The Bangladesh Reconditioned Vehicle Importers and Dealers Association on Thursday demanded an end to ‘discriminatory’ valuation method in calculating customs duty on import of reconditioned vehicles and sought introduction of a rational method to save the sector.
The BARVIDA also demanded that the National Board of Revenue reduce supplementary duty to 30-250 per cent from 45-500 per cent on the import of different types of reconditioned cars.
The association also sought rearrangement of the slabs of the engine capacity being measured in cc, or cubic centimetres, for imposing supplementary duty for import of used cars.
At a pre-budget discussion with the NBR, the BARVIDA proposed that the NBR accept used cars’ year-wise base value specified in the Yellow Book published from Japan for imposing customs duty on import of reconditioned vehicles.
They said that if the revenue board could not accept year-wise base value, it could set assessable value by giving 10 per cent depreciation for every year with a 25-per cent trade discount from the new price specified in the book.

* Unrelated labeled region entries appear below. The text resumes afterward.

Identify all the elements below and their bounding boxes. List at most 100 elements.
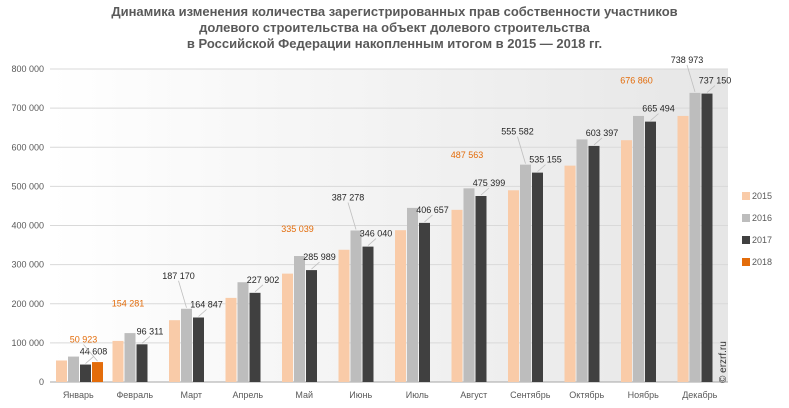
chart-title: Динамика изменения количества зарегистри… [0,4,789,52]
data-label: 535 155 [529,155,562,165]
data-label-leader [198,309,207,317]
bar-2017-Февраль [136,344,148,382]
y-tick-label: 300 000 [11,260,44,270]
data-label: 285 989 [303,252,336,262]
x-tick-label: Август [460,390,487,400]
data-label-leader [141,336,151,344]
data-label-leader [686,64,696,92]
legend-swatch-2016 [742,214,750,222]
bar-2015-Январь [56,360,67,382]
bar-2018-Январь [92,362,103,382]
x-tick-label: Январь [63,390,94,400]
bar-2015-Август [451,209,463,382]
bar-2015-Февраль [112,340,124,382]
x-tick-label: Июнь [349,390,372,400]
data-label: 737 150 [699,76,732,86]
data-label: 187 170 [162,271,195,281]
x-tick-label: Апрель [232,390,263,400]
data-label-leader [367,238,377,246]
data-label: 335 039 [281,224,314,234]
x-tick-label: Март [180,390,202,400]
bar-2016-Апрель [237,282,249,382]
y-tick-label: 500 000 [11,181,44,191]
watermark-text: © erzrf.ru [718,341,729,383]
bar-2017-Апрель [249,292,261,382]
bar-2016-Июнь [350,230,362,382]
y-tick-label: 100 000 [11,338,44,348]
legend-swatch-2017 [742,236,750,244]
bar-2016-Февраль [124,333,136,382]
bar-2015-Июнь [338,249,350,382]
bar-2017-Январь [80,364,91,382]
bar-2015-Апрель [225,297,237,382]
data-label: 50 923 [70,335,98,345]
bar-2017-Июнь [362,246,374,382]
data-label-leader [178,280,187,308]
bar-2015-Июль [395,230,406,382]
x-tick-label: Июль [406,390,429,400]
chart-title-line-3: в Российской Федерации накопленным итого… [186,36,603,51]
x-tick-label: Декабрь [682,390,717,400]
data-label: 487 563 [451,150,484,160]
data-label-leader [706,85,716,93]
bar-2016-Август [463,188,475,382]
legend-swatch-2015 [742,192,750,200]
data-label: 164 847 [190,300,223,310]
data-label-leader [424,214,433,223]
bar-2017-Сентябрь [532,172,543,382]
data-label: 603 397 [586,128,619,138]
bar-2017-Май [306,270,317,382]
y-tick-label: 0 [39,377,44,387]
data-label-leader [537,164,546,172]
bar-2015-Май [282,273,293,382]
y-tick-label: 700 000 [11,103,44,113]
y-tick-label: 600 000 [11,142,44,152]
x-tick-label: Май [295,390,313,400]
bar-2016-Март [181,308,192,382]
data-label-leader [347,202,357,230]
x-tick-label: Ноябрь [628,390,660,400]
legend-label-2015: 2015 [752,191,772,201]
legend-swatch-2018 [742,258,750,266]
data-label-leader [480,187,490,196]
bar-2015-Март [169,320,180,382]
bar-2017-Декабрь [701,93,713,383]
bar-2016-Июль [407,207,418,382]
x-tick-label: Сентябрь [510,390,551,400]
data-label: 555 582 [501,127,534,137]
bar-2015-Декабрь [677,115,689,382]
legend-label-2017: 2017 [752,235,772,245]
bar-2016-Январь [68,356,79,382]
y-tick-label: 400 000 [11,221,44,231]
bar-2017-Ноябрь [645,121,656,382]
bar-2017-Март [193,317,204,382]
bar-2015-Ноябрь [621,140,632,382]
bar-2016-Сентябрь [520,164,531,382]
legend-label-2016: 2016 [752,213,772,223]
bar-2016-Октябрь [576,139,588,382]
data-label: 154 281 [112,298,145,308]
x-tick-label: Февраль [116,390,153,400]
data-label: 227 902 [247,275,280,285]
y-tick-label: 200 000 [11,299,44,309]
data-label-leader [85,356,94,364]
bar-2017-Август [475,196,487,382]
data-label: 665 494 [642,104,675,114]
bar-2015-Сентябрь [508,190,519,382]
data-label: 406 657 [416,205,449,215]
y-tick-label: 800 000 [11,64,44,74]
data-label-leader [593,137,603,146]
bar-2016-Ноябрь [633,115,644,382]
data-label: 676 860 [620,76,653,86]
data-label-leader [83,344,98,362]
chart-title-line-1: Динамика изменения количества зарегистри… [111,4,678,19]
data-label: 346 040 [360,229,393,239]
x-tick-label: Октябрь [569,390,604,400]
bar-2016-Май [294,256,305,382]
data-label-leader [517,136,526,164]
data-label: 475 399 [473,178,506,188]
bar-2015-Октябрь [564,165,576,382]
data-label-leader [650,113,659,121]
data-label-leader [311,261,320,270]
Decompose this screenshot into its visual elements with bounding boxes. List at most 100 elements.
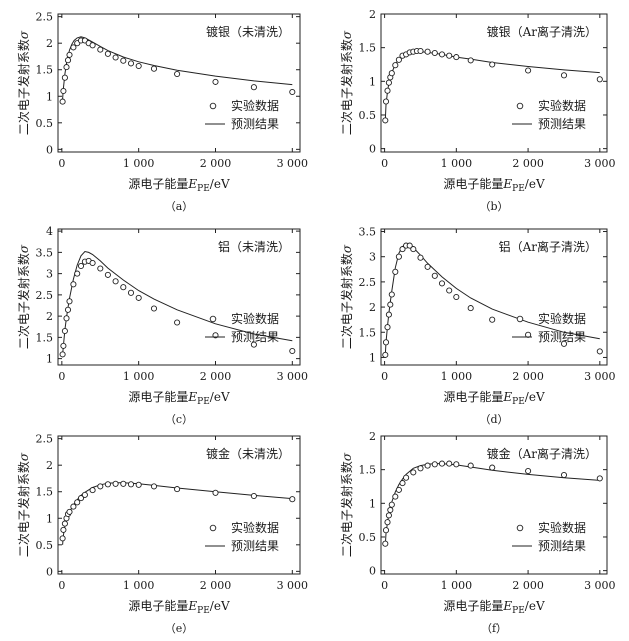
experimental-point — [489, 464, 496, 471]
legend-marker-experimental — [209, 524, 217, 532]
experimental-point — [64, 306, 72, 313]
x-axis-title-symbol: E — [502, 177, 512, 191]
legend-label-predicted: 预测结果 — [231, 330, 279, 344]
experimental-point — [60, 87, 67, 95]
experimental-point — [135, 294, 142, 301]
experimental-point — [410, 246, 417, 253]
x-axis-title-unit: /eV — [525, 599, 545, 613]
x-axis-title: 源电子能量EPE/eV — [128, 599, 230, 616]
experimental-point — [399, 480, 406, 487]
x-tick-label: 3 000 — [584, 157, 616, 170]
y-tick-label: 4 — [46, 225, 53, 238]
legend-label-experimental: 实验数据 — [538, 311, 586, 326]
experimental-point — [77, 262, 85, 270]
panel-title: 镀金（Ar离子清洗） — [487, 446, 597, 461]
experimental-point — [112, 278, 119, 285]
y-axis-title: 二次电子发射系数σ — [339, 244, 354, 349]
experimental-point — [385, 311, 392, 318]
experimental-point — [431, 461, 438, 468]
x-axis-title-unit: /eV — [525, 390, 545, 404]
plot-frame — [57, 435, 301, 575]
experimental-point — [63, 315, 70, 322]
experimental-point — [392, 493, 399, 500]
panel-title: 镀银（未清洗） — [206, 25, 290, 39]
experimental-point — [61, 327, 68, 335]
experimental-point — [81, 491, 88, 498]
experimental-point — [120, 284, 127, 291]
plot-frame — [57, 13, 301, 153]
x-axis-title-text: 源电子能量 — [443, 390, 503, 404]
x-axis-title-subscript: PE — [512, 397, 525, 407]
x-axis-title: 源电子能量EPE/eV — [443, 390, 545, 407]
experimental-point — [392, 268, 399, 275]
experimental-point — [74, 270, 81, 277]
experimental-point — [395, 253, 402, 260]
x-tick-label: 1 000 — [123, 579, 155, 592]
experimental-point — [112, 54, 119, 61]
x-axis-title-text: 源电子能量 — [443, 599, 503, 613]
y-tick-label: 0 — [46, 565, 53, 578]
y-axis-title-text: 二次电子发射系数 — [16, 253, 31, 349]
experimental-point — [596, 76, 603, 83]
x-tick-label: 3 000 — [584, 579, 616, 592]
panel-caption: （f） — [481, 622, 507, 635]
experimental-point — [392, 62, 399, 69]
experimental-point — [135, 62, 142, 70]
y-tick-label: 3.5 — [359, 226, 377, 239]
panel-title: 镀金（未清洗） — [206, 446, 290, 461]
x-axis-title-subscript: PE — [197, 397, 210, 407]
legend-label-predicted: 预测结果 — [231, 539, 279, 553]
y-axis-title-symbol: σ — [17, 452, 31, 461]
y-axis-title: 二次电子发射系数σ — [16, 30, 31, 135]
legend-marker-experimental — [516, 524, 524, 532]
legend-label-predicted: 预测结果 — [538, 330, 586, 344]
chart-panel-d: 0 1 000 2 000 3 000 1 1.5 2 2.5 3 3.5 二次电子发射系数σ 源电子… — [339, 226, 616, 426]
y-tick-label: 1 — [369, 351, 376, 364]
y-tick-label: 2 — [46, 37, 53, 50]
x-axis-title: 源电子能量EPE/eV — [443, 599, 545, 616]
x-axis-title-symbol: E — [187, 390, 197, 404]
panel-title: 铝（Ar离子清洗） — [499, 239, 597, 254]
y-tick-label: 2 — [369, 8, 376, 21]
experimental-point — [97, 46, 104, 53]
panel-caption: （e） — [165, 622, 194, 635]
y-axis-title: 二次电子发射系数σ — [339, 30, 354, 135]
experimental-point — [127, 60, 135, 67]
experimental-point — [467, 57, 474, 64]
experimental-point — [104, 50, 111, 57]
x-tick-label: 2 000 — [512, 370, 544, 383]
experimental-point — [385, 512, 392, 519]
experimental-point — [150, 483, 158, 490]
y-axis-title-symbol: σ — [17, 244, 31, 253]
experimental-point — [417, 465, 424, 472]
panel-caption: （a） — [165, 200, 194, 213]
experimental-point — [417, 254, 424, 261]
chart-panel-a: 0 1 000 2 000 3 000 0 0.5 1 1.5 2 2.5 二次电子发射系数σ 源电子… — [16, 11, 308, 213]
y-axis-title-symbol: σ — [17, 30, 31, 39]
x-tick-label: 2 000 — [512, 579, 544, 592]
experimental-point — [104, 481, 111, 488]
y-tick-label: 1.5 — [359, 326, 377, 339]
y-axis-title: 二次电子发射系数σ — [16, 244, 31, 349]
x-tick-label: 3 000 — [277, 370, 309, 383]
y-axis-title-text: 二次电子发射系数 — [339, 39, 354, 135]
experimental-point — [174, 70, 181, 78]
x-tick-label: 0 — [58, 370, 65, 383]
y-tick-label: 2 — [46, 459, 53, 472]
experimental-point — [388, 501, 395, 508]
experimental-point — [431, 272, 438, 279]
y-tick-label: 3 — [369, 251, 376, 264]
y-tick-label: 0.5 — [36, 539, 54, 552]
y-axis-title-symbol: σ — [340, 30, 354, 39]
experimental-point — [438, 460, 446, 467]
x-axis-title-unit: /eV — [210, 599, 230, 613]
predicted-line — [62, 250, 293, 355]
legend-label-experimental: 实验数据 — [231, 311, 279, 326]
x-axis-title-symbol: E — [502, 390, 512, 404]
x-tick-label: 3 000 — [277, 579, 309, 592]
panel-caption: （b） — [479, 200, 508, 213]
experimental-point — [174, 486, 181, 493]
y-tick-label: 2.5 — [36, 433, 54, 446]
experimental-point — [489, 316, 496, 323]
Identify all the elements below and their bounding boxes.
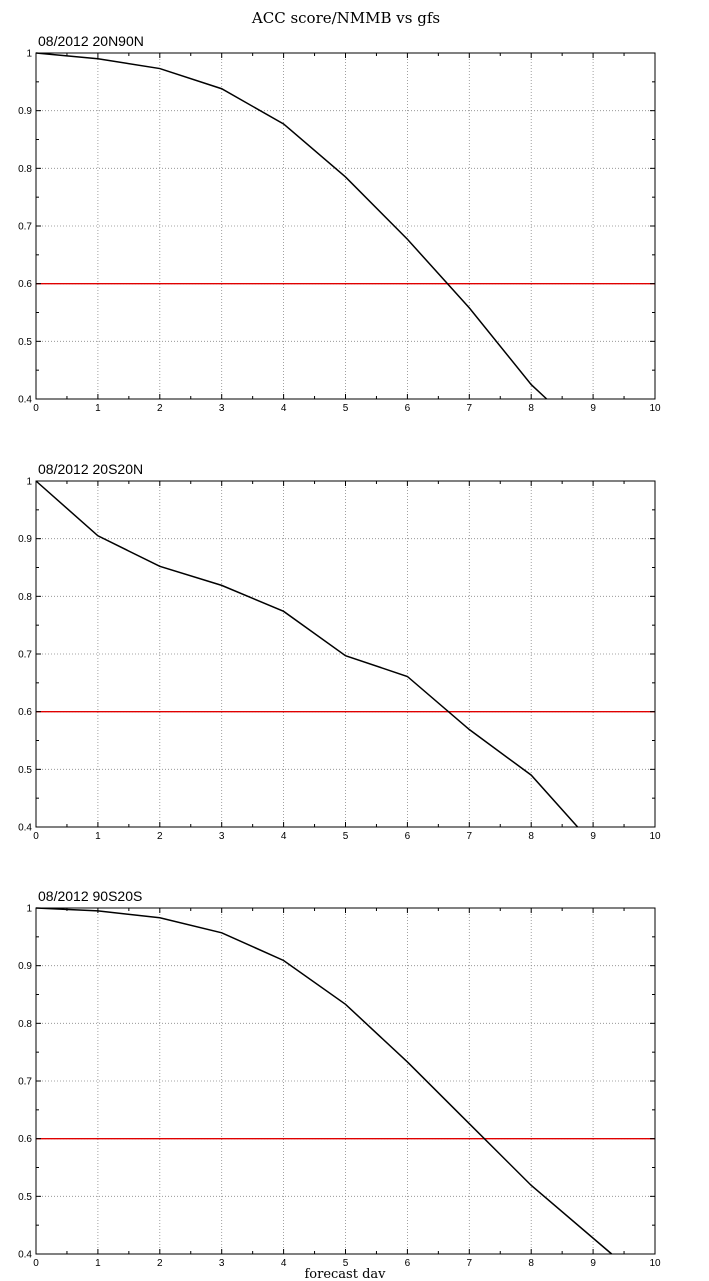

The Yellow Book is published every month containing the latest depreciated prices of used cars and their prices in the manufacturing year, also called ‘new price’, they said.
BARVIDA leaders said Bangladeshi importers faced problems as the customs authorities accepted only the new price with a 35-per cent consolidated depreciation for 5 years old car in calculating duty on used cars.
‘The importers of used cars have to pay more duty than the importers of new cars pay for same model new car because of such valuation system which is totally discriminatory and unacceptable,’ said Habib Ullah Dawn, president of the association.
He said that import of reconditioned cars and revenue collection from the sector saw sharp fall because of such discrimination.
‘In the first nine months (July-March) of the current fiscal year, we imported only 6,500 cars and paid Tk 800 crore as revenue to the government. But in 2009-2010, we imported 32,225 cars and paid Tk 3,076 crore to the NBR in revenue,’ he said.
Over the last few years, the BARVIDA had been demanding the NBR to change the valuation method but the demand has so far remained unmet, he said.
The BARVIDA alleged that low quality brand new cars from India, China, Korea and other countries flooded the market through price manipulation using the discriminatory valuation method.
Consumers are being deceived buying substandard new cars while the government is losing revenue from reconditioned car imports, they said.
Imported used cars have 90 per cent market share in the country and more than 90 per cent of such cars are imported from Japan.
The association proposed a four-tier cc slab for imposing supplementary duty in place of the existing six-tier slab in import of reconditioned car.
NBR chairman Ghulam Hussain said that the NBR would consider the proposals particularly proposals related to valuation method and rearrangement of cc slab.
NBR member Farid Uddin and former BARVIDA president Abdul Haque spoke, among others, at the meeting.